This isolated outpost at the southern end of the Elizabeth Islands chain beckons boaters like a modern-day Shangri la. Indeed, the very name evokes mystery.
Long used by Wampanoags as a seasonal fishing and hunting grounds, Cuttyhunk was visited by English explorer Bartholomew Gosnold in 1602. In 1693, after changing hands several times, the 580-acre island was purchased by Peleg Slocum, a Quaker preacher and merchant from Dartmouth, on the western shore of Buzzards Bay.
Many members of the Slocum family lived on the island, which they owned for the next 200 years, leasing much of the land to tenant sheep farmers. Some early residents of Cuttyhunk were also known as “wreckers” who would salvage ships and their cargo after the vessels foundered on the rocky reefs near the island. Still others were hired as pilots to guide merchant vessels into Buzzards Bay ports.

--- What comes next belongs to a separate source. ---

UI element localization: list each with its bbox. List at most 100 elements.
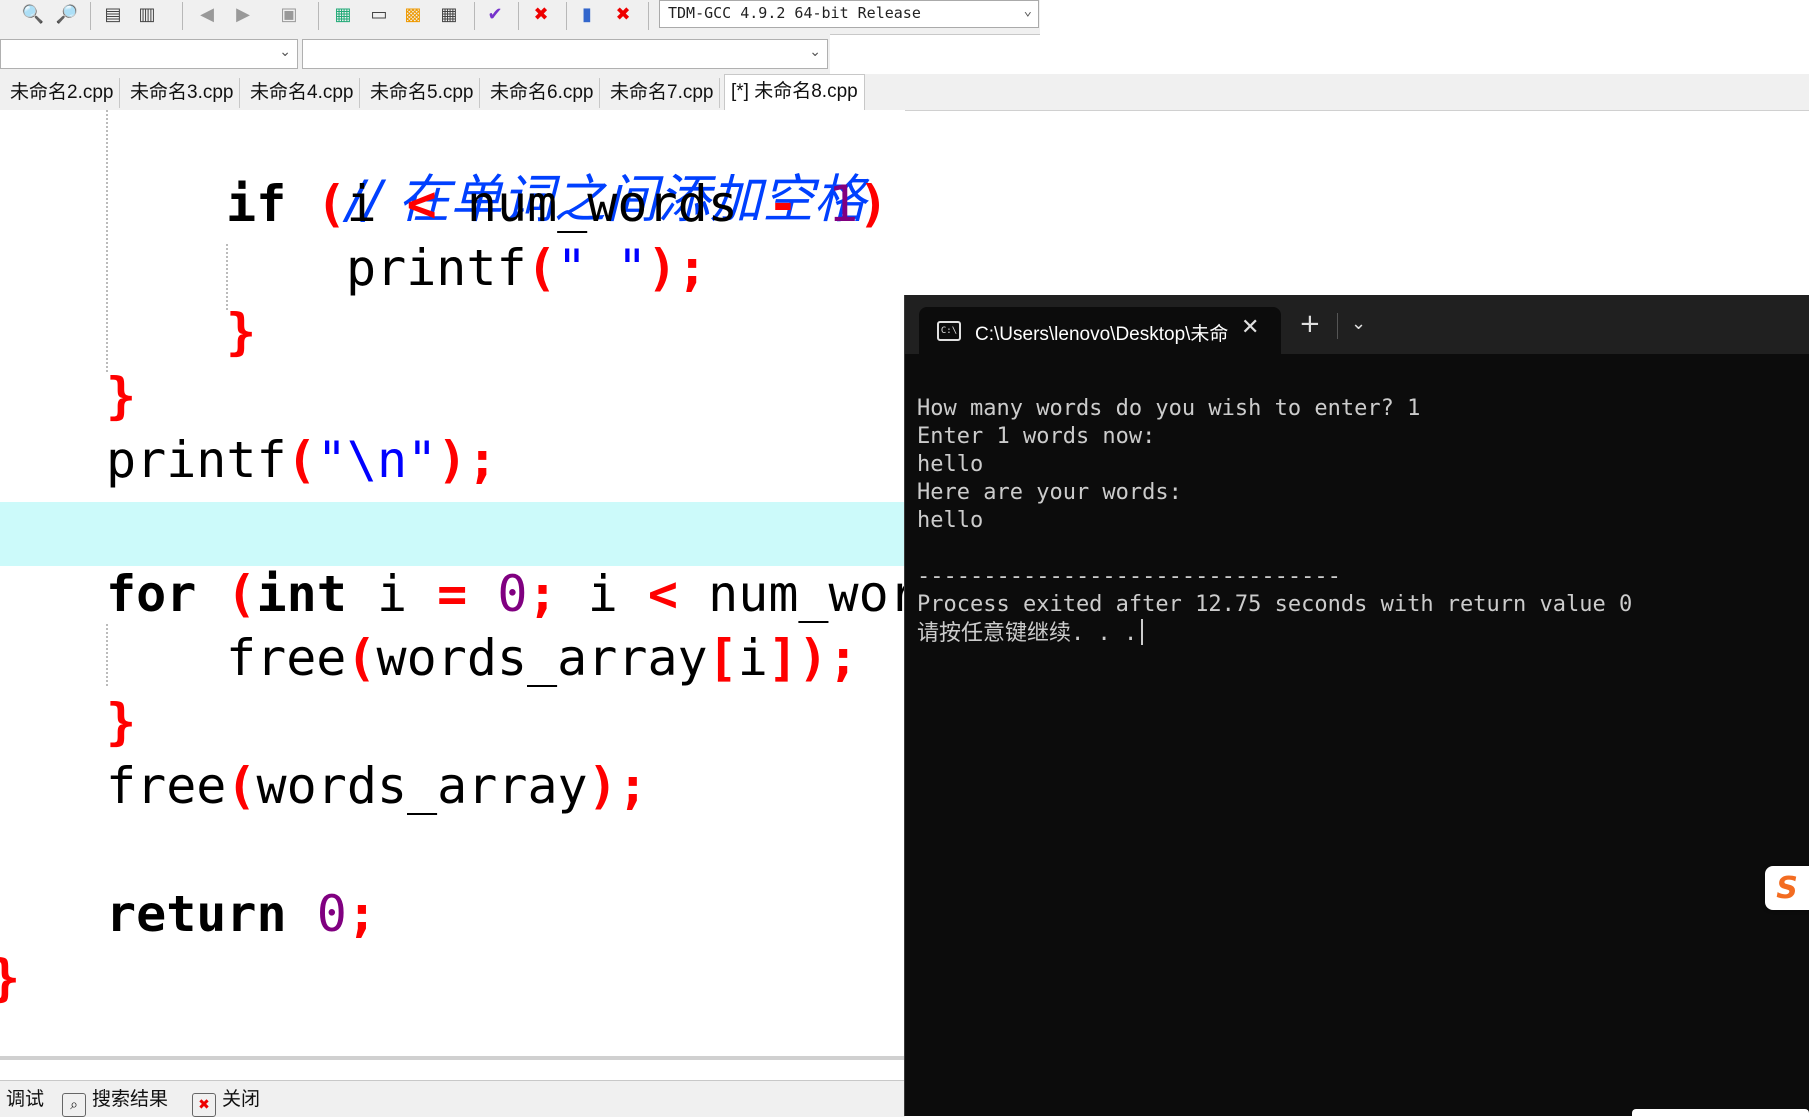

Prior to 1864, Cuttyhunk belonged to the Martha’s Vineyard town of Chilmark, until John Murray Forbes, a wealthy Bostonian whose descendants still own the remainder of the Elizabeth Islands, helped transfer ownership to the newly established town of Gosnold, allowing Cuttyhunk to become independent.
In 1870, an elite fishing club for wealthy urbanites was built on the island’s southeast shore. These anglers, equipped with thumb-stall reels and perched upon spindly stands extending seaward, would haul in huge stripers and bluefish from the foaming waters of Vineyard Sound. The Cuttyhunk Fishing Club closed in 1921 due to a decline in the striper population, but the clubhouse still exists as a bed-and-breakfast. Oh, and the fishing is again fantastic.
Today, Cuttyhunk serves an idyllic retreat for recreational boaters, who can grab a mooring or slip inside the protected harbor and go ashore to explore the small village or the lovely beaches. The island is within reach of many southern Cape Cod and Buzzards Bay launching spots (South Dartmouth and Falmouth Harbor are 9 and 16 nautical miles distant, respectively). Duck inside the peaceful, protected harbor and call on Cuttyhunk Marina, at the town wharf, to see about short-term dockage. For moorings, contact Jenkins Moorings or Frog Pond Marine.
Once ashore you can wander the hilly slopes for amazing views of Vineyard Sound and Buzzards Bay, play in the surf at Barges Beach (named for a series of rock-filled barges that were installed to prevent erosion), grab a hot dog at Bart’s Cart or cast a plug for stripers or bluefish in one of the greatest surfcasting venues in the world. If you choose to spend the night, be sure to hail Cuttyhunk Shellfish Farms, which will deliver ocean-fresh oysters and other raw-bar items direct to your boat.
The tiny village is home to a few gift and clothing shops, a pizza shop, a snack cart and a grocery store, but other than that there isn’t a whole lot to buy on the island. And for many that’s a good thing. If you’re interested in the island’s history, pay a visit to the Cuttyhunk Historical Society’s small museum. Here you’ll also find a map of walking trails leading to the southwestern side of the island. Bird life abounds in the thickets and scrub oak, and the views are amazing. In fact, you may find yourself looking for whaleships on the horizon.